Ok, neden dayanak almadıkları sorusuna ise “Kişisel olarak söylemem gerekirse, söylemlerimizle alakalı diye düşünüyorum. Sessiz kalan topluluklar ortasında olmadık. Hak gayretini sürdüren bir grup olduk. Kendim de bu çabayı sürdürdüm. Tiyatromuzun işçileri de bu çabayı sürdürdü” yanıtını verdi.
‘BU BİRİLERİNİ CEZALANDIRMA YOLU Mİ?’
Kadıköy Halk Tiyatrosu Genel Sanat Direktörü Ayşegül Yalçıner ise 4 yıldır devlet dayanağına başvurduklarını, yalnızca 2017’de Mor isimli bayan oyunu ile takviye alabildiklerini söyledi.
“Tüm kriterlere uyduğu halde takviye alamayan 62 tiyatronun kusuru nedir? Bu devlet olarak birilerini cezalandırma prosedürü midir?” diyen Yalçıner şu sözleri kullandı:
“Devletin bizim üzere tiyatrodan diğer mesleği olmayan meslektaşlarımıza dayanak olmaması demek bizim ölmemiz demek. Velhasıl biz ‘Tiyatromuz Yaşasın’ dedikçe bize ‘ölün’ diyorlar. Devlet şayet gerçekten sanatı destekleme konusunda iyi niyetli ve samimiyse SGK ve vergi borcu olduğu için devlet takviyesine başvuramayanlar ve başvurup da reddedilenler için ek dayanak sağlasın ve haklı taleplerimize kulağını tıkamasın.”
‘BİZLER ÜZERE TİYATROLARI YIKIMA SÜRÜKLÜYOR’
Dayanak alamayan takımlardan Küçük Salon’un kurucusu Emre Tandoğan, 1994 yılından bu yana dek direktörlük ve oyunculuk yapıyor.
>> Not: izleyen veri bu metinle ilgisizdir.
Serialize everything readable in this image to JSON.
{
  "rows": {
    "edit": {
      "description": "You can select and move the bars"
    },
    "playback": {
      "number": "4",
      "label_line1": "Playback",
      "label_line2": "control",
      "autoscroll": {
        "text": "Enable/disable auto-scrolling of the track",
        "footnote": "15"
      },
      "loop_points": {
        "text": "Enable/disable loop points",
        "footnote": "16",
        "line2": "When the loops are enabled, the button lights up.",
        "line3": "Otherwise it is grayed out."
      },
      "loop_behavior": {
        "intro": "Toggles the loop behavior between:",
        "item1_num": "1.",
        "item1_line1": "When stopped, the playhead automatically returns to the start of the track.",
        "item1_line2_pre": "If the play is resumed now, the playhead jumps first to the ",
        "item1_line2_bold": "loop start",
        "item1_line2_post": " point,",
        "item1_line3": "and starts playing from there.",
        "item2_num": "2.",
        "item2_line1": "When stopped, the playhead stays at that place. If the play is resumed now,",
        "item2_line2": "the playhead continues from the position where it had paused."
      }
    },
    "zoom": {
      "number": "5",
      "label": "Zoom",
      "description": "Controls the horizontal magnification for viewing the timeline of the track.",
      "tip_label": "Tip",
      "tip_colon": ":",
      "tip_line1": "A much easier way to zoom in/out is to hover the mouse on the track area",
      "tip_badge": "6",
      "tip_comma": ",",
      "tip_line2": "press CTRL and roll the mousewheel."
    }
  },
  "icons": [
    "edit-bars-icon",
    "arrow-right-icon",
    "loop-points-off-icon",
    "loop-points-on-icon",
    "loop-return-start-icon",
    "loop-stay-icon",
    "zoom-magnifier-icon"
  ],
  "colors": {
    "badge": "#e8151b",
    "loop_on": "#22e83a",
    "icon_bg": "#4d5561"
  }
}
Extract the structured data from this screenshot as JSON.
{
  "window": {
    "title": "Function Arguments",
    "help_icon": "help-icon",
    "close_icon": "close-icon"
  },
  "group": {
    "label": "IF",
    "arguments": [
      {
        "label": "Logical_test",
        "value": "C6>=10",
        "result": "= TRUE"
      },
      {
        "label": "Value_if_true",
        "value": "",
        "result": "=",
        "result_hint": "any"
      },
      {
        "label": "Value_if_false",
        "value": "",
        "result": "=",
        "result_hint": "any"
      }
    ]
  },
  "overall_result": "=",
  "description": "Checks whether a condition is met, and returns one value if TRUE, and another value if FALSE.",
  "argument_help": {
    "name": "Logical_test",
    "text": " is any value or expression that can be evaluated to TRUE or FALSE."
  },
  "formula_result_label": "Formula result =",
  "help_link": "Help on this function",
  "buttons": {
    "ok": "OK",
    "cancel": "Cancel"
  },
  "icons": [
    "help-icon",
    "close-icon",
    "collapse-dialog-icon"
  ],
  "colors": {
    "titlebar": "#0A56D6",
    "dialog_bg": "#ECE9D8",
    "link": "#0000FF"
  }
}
Salon, birinci kurulduğu sene ‘Faust’ projesi ile bakanlıktan dayanak almıştı. Son altı yıldır gerekli şartları yerine getirdikleri halde dayanak alamadıklarını belirten Küçük Salon’un kurucusu Emre Tandoğan, reaksiyonunu şöyle lisana getirdi:
“Pandemi münasebetiyle aksayan işlerimize, 7 aydır kilit vurduğumuz tiyatromuzun biriken kiralarına bir umut olarak bilhassa de yerli bir yazarımıza ilişkin bir proje ile müracaatımızı yeniden gerçekleştirdik ancak birebir sonuçla karşılaştık. Bu proje yardımlarının popülist bir çizgide ve kimilerini daha çok kollayan bir anlayışta gerçekleştiğini düşünüyoruz. Herkes tarafından daha görünür olan tiyatrolara yardım yapılması kamunun gözünde devletin sanata takviye olduğu izlenimi yaratıyor olsa da bizler üzere özgürlükçü ve sanatta yeniliği arayan tiyatroları yıkıma sürüklüyor.”